You will play a pivotal role in guiding technical direction, mentoring engineers, and ensuring the reliability of our platforms used across the organization.
Lead and mentor a team of SREs, fostering a culture of reliability, ownership, and continuous improvement.
Architect and maintain highly available on-premise systems and services running on Linux (primarily RHEL).
Drive automation initiatives using Python to streamline operations and reduce manual interventions.
Collaborate with development and operations teams to define SLAs, SLOs, and incident management protocols.
Oversee system monitoring, alerting, and capacity planning to proactively prevent issues.
Manage upgrades, patches, and lifecycle management for Red Hat Linux systems and related infrastructure.
Develop and enforce best practices for CI/CD pipelines and Infrastructure as Code (IaC).
Partner with InfoSec and compliance teams to ensure systems meet regulatory and security requirements.

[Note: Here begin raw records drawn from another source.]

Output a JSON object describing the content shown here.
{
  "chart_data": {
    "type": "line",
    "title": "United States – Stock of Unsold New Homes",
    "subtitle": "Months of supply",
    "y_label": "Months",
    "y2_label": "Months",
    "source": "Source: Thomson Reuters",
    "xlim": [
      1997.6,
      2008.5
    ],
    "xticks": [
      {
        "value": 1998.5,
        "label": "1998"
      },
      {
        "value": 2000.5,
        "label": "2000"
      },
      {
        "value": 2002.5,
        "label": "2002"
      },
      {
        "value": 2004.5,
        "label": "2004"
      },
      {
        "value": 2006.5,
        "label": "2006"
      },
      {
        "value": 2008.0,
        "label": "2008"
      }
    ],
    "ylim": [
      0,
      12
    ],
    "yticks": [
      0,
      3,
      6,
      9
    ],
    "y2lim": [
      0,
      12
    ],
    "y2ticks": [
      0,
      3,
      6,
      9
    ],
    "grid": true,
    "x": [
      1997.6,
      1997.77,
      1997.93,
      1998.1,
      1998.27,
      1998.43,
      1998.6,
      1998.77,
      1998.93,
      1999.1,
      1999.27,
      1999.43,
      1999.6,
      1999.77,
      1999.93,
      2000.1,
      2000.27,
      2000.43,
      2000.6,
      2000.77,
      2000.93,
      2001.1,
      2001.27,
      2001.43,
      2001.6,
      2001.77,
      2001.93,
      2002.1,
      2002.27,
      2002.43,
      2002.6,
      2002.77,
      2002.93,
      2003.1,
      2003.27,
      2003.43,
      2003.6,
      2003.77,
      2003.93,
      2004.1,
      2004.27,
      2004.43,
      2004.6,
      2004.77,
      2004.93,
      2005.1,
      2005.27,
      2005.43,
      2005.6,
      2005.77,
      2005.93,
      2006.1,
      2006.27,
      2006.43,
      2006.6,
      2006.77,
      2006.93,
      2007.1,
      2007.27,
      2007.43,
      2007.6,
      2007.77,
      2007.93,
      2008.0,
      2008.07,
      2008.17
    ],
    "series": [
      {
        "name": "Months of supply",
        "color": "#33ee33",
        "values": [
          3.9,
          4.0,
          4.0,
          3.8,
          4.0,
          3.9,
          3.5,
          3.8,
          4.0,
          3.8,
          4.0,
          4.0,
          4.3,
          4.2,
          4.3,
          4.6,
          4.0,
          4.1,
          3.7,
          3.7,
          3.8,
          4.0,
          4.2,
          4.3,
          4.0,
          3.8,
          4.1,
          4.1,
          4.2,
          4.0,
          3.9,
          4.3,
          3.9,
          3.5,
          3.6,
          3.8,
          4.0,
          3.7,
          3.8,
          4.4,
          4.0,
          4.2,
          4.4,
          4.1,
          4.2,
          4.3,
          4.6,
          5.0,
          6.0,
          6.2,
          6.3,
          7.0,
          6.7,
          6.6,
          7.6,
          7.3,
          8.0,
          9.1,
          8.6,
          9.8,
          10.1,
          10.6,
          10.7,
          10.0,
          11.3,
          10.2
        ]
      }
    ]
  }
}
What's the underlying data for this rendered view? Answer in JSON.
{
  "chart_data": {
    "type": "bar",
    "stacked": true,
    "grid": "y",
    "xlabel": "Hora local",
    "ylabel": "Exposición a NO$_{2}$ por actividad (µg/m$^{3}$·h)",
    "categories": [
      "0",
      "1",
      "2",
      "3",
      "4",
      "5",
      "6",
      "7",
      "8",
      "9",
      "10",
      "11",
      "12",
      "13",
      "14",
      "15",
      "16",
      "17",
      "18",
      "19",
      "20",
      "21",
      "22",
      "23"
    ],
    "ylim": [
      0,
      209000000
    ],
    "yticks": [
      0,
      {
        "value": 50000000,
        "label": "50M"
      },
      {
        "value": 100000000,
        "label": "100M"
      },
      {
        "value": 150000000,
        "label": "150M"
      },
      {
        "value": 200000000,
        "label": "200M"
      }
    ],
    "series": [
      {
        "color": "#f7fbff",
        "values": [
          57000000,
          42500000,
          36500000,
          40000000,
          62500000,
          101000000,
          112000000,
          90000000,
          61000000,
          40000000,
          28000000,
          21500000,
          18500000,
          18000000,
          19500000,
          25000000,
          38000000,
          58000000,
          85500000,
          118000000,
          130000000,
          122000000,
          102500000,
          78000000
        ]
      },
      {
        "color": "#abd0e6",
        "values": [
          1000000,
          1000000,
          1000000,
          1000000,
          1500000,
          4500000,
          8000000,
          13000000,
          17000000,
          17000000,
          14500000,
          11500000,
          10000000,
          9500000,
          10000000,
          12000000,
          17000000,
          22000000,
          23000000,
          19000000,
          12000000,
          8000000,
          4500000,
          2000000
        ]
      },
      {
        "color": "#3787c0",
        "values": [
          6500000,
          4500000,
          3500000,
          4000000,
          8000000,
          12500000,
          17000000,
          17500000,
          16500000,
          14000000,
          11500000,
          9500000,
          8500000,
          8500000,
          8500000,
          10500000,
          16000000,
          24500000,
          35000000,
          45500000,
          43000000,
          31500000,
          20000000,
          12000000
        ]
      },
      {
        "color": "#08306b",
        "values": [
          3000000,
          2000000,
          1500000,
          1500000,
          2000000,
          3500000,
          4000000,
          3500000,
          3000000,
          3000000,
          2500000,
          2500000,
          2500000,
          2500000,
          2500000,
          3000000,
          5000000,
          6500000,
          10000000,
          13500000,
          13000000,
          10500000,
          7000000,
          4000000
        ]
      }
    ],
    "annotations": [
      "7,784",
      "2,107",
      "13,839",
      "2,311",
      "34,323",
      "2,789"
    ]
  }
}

Proven experience leading or managing SRE, DevOps, or Systems Engineering teams.
Deep hands-on experience with Linux systems administration, especially Red Hat Enterprise Linux (RHEL).
Strong programming/scripting skills in Python for automation and tooling.
Experience with on-premise infrastructure and hybrid environments.
Excellent understanding of system internals, networking, monitoring tools, and performance tuning.
Familiarity with configuration management and automation tools (e.g., Ansible, Puppet, or Terraform).
Track record of designing reliable systems and implementing monitoring & alerting best practices.
Experience with container technologies (Docker, Kubernetes) in on-prem or hybrid cloud setups.
Exposure to ITIL practices or enterprise IT operations environments.
Red Hat certifications (RHCSA, RHCE) are a plus.